Nevertheless, the industry’s rapid growth over the past five years is widely seen as a success story, and most local players expect to see continued growth in the future. Despite an increasingly challenging domestic economic situation and declining levels of foreign direct investment (FDI), demand for new space of all kinds has continued to rise.

The government has played a major role here. As of the end of 2014 the state was in the early stages of a series of residential development projects, with the goal of adding 75,000 new homes in the ger districts in the short term. Similarly, the government has been proactive in expanding Mongolia’s transport infrastructure in recent years, which has been a boon for the construction industry. In 2013 investment in road building and repair jumped by 745% year-on-year from a low base, according to M.A.D. Investment Solutions, a local property research firm. With such levels of activity, plus Mongolia’s steadily urbanising population, the construction industry is looking forward to years of continued expansion.

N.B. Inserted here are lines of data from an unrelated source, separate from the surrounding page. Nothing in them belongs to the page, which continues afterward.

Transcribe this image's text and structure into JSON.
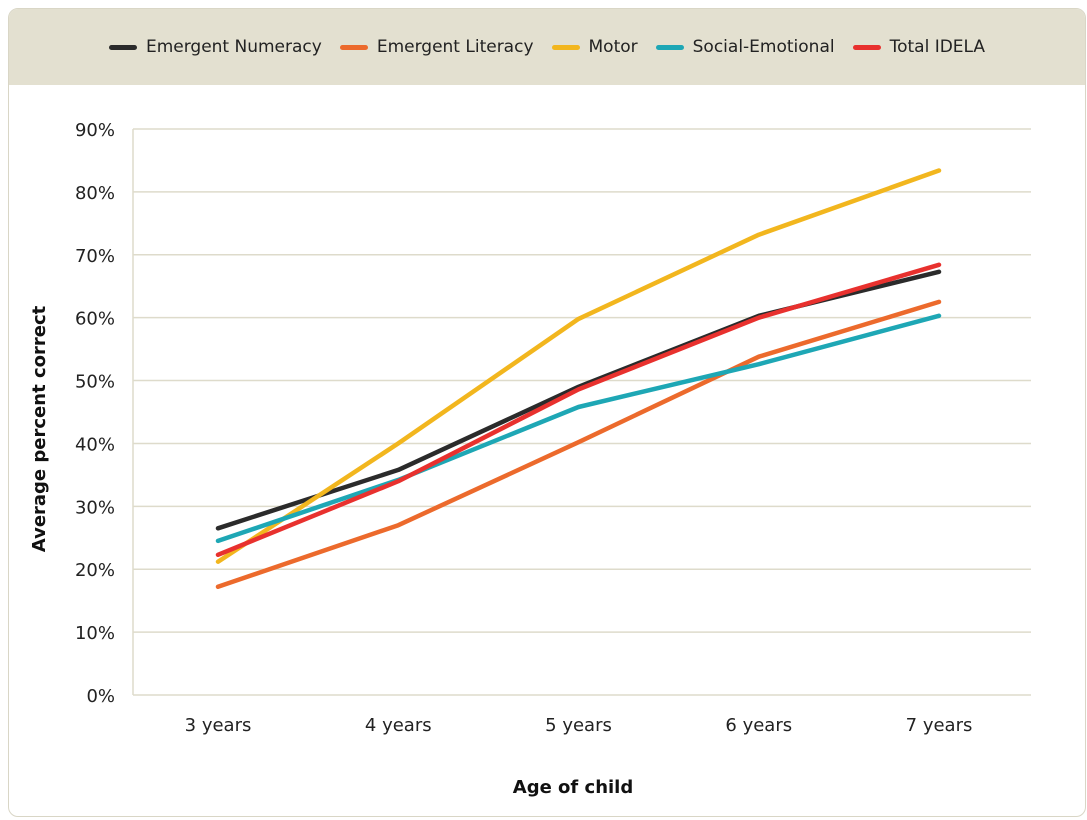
{
  "chart_data": {
    "type": "line",
    "x": [
      "3 years",
      "4 years",
      "5 years",
      "6 years",
      "7 years"
    ],
    "xlabel": "Age of child",
    "ylabel": "Average percent correct",
    "ylim": [
      0,
      90
    ],
    "yticks": [
      "0%",
      "10%",
      "20%",
      "30%",
      "40%",
      "50%",
      "60%",
      "70%",
      "80%",
      "90%"
    ],
    "grid": "horizontal",
    "legend_position": "top",
    "series": [
      {
        "name": "Emergent Numeracy",
        "color": "#2b2b2b",
        "values": [
          26.5,
          35.8,
          49.0,
          60.3,
          67.3
        ]
      },
      {
        "name": "Emergent Literacy",
        "color": "#ec6a2c",
        "values": [
          17.2,
          27.0,
          40.2,
          53.8,
          62.5
        ]
      },
      {
        "name": "Motor",
        "color": "#f2b61e",
        "values": [
          21.2,
          40.0,
          59.8,
          73.2,
          83.4
        ]
      },
      {
        "name": "Social-Emotional",
        "color": "#1ea7b5",
        "values": [
          24.5,
          34.2,
          45.8,
          52.6,
          60.3
        ]
      },
      {
        "name": "Total IDELA",
        "color": "#e8312e",
        "values": [
          22.3,
          34.0,
          48.6,
          60.0,
          68.4
        ]
      }
    ]
  }
}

At the same time, many challenges remain, starting with Mongolia’s harsh climate. Temperatures drop as low as -40°C from October to April, putting construction activity almost completely on hold during the winter months. Most local construction firms carry out more than 90% of their business during the short summer period, which stretches from April or May to September or October, depending on the year. The shortness of this window affects all facets of the industry, from labour contracts to materials prices and delivery schedules.

History

Like the rest of Mongolia’s economy prior to the fall of the Soviet Union in the early 1990s, the construction sector was an entirely state-run affair. During that period, an official workforce of around 28,000 people, directed by the government, was responsible for all building in the country. Construction Company Number One, which was based in Ulaanbaatar, took on most of the work in the capital city and its environs, and many of the Soviet-era apartment blocks it built are still operational.

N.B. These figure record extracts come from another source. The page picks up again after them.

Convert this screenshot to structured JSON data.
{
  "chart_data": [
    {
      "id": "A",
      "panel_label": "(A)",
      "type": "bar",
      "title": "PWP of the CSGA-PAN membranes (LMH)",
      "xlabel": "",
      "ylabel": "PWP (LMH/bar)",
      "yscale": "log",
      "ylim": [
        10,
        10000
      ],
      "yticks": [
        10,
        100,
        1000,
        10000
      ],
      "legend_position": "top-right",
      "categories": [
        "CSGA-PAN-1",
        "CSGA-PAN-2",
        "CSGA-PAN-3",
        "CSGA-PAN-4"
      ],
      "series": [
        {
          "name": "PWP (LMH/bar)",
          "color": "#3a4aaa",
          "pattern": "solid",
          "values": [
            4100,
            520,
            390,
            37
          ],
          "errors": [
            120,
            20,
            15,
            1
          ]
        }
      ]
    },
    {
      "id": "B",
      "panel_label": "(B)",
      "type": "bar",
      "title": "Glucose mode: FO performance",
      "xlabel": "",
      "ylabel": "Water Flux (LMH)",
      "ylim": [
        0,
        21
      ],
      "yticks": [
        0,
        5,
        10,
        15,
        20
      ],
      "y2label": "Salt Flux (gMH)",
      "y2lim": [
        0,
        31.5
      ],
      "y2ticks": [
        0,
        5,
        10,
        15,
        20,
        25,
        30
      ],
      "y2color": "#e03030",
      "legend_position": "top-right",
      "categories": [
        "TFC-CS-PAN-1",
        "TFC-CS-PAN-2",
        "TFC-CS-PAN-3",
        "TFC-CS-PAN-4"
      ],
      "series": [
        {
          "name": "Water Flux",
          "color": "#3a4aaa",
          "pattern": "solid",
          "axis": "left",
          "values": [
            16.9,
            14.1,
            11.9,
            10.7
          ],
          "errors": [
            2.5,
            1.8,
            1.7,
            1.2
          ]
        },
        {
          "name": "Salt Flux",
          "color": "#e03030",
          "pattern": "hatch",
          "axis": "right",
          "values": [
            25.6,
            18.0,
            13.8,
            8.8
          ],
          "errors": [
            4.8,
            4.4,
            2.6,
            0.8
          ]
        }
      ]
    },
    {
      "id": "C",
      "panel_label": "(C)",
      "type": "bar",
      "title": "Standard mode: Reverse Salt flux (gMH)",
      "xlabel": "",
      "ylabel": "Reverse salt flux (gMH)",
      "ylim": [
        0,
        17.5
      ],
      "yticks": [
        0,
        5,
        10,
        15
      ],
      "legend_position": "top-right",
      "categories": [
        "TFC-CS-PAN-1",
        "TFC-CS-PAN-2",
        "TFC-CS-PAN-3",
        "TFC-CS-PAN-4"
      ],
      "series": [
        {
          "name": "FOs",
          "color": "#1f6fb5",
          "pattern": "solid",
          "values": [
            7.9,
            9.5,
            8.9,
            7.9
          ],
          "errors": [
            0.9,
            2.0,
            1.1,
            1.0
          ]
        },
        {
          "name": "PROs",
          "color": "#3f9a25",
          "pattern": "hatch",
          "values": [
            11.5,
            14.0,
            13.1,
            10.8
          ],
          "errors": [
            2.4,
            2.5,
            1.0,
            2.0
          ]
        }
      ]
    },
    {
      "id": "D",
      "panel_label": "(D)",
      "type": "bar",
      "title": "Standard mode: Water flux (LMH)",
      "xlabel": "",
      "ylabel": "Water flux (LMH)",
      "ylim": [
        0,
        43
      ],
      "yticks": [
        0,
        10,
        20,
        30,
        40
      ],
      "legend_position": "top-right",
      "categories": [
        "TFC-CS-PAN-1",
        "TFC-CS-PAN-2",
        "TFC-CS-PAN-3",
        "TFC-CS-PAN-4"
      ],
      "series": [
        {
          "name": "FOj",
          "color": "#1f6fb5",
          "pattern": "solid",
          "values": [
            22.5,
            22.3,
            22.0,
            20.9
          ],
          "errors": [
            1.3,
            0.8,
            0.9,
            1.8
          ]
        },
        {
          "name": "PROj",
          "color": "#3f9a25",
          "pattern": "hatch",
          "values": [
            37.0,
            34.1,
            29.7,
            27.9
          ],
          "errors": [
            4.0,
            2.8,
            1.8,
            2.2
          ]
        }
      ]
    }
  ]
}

The construction sector downsized in the early and mid-1990s as the state worked to transition to a democratic political system and a market-based economy. Most of the existing state-owned building firms were listed on the Mongolian Stock Exchange, which began operations in early 1991. As in many former Soviet countries, through the 1990s Mongolia’s construction industry went through a volatile period of privatisation and consolidation. From 1990 to 1995 the sector’s GDP contribution fell by about 15% on an annual basis.

By the end of the decade, the market had stabilised somewhat, due largely to the nation’s steadily improving economic situation and a handful of early state-led development projects. In 2000 the government began work on its 40,000 Homes residential building programme, the country’s first formal ger development scheme.

From 2000 to 2008 the construction sector grew rapidly, driven by rising real estate prices and urbanisation, which continues to swell the population of Ulaanbaatar today. Indeed, between 2000 and 2010 population density in the capital increased by two-thirds, according to M.A.D.

While Mongolia as a whole is famously known as the world’s most sparsely populated nation, with a density of fewer than two people per sq km, according to the 2010 census, in Ulaanbaatar the figure is nearly 250 people per sq km.

The construction sector took a hit in 2008 as a result of the global economic downturn, which led to many building projects being put on hold in Ulaanbaatar and elsewhere. The crisis affected foreign firms in particular. By 2011, however, Mongolia was once again clearly ascendant, due chiefly to a series of massive new projects in the country’s booming mining industry. Since then, the construction sector has posted solid growth. While declining FDI levels have caused anxiety about the future in some quarters, the industry continued to experience strong growth throughout 2014.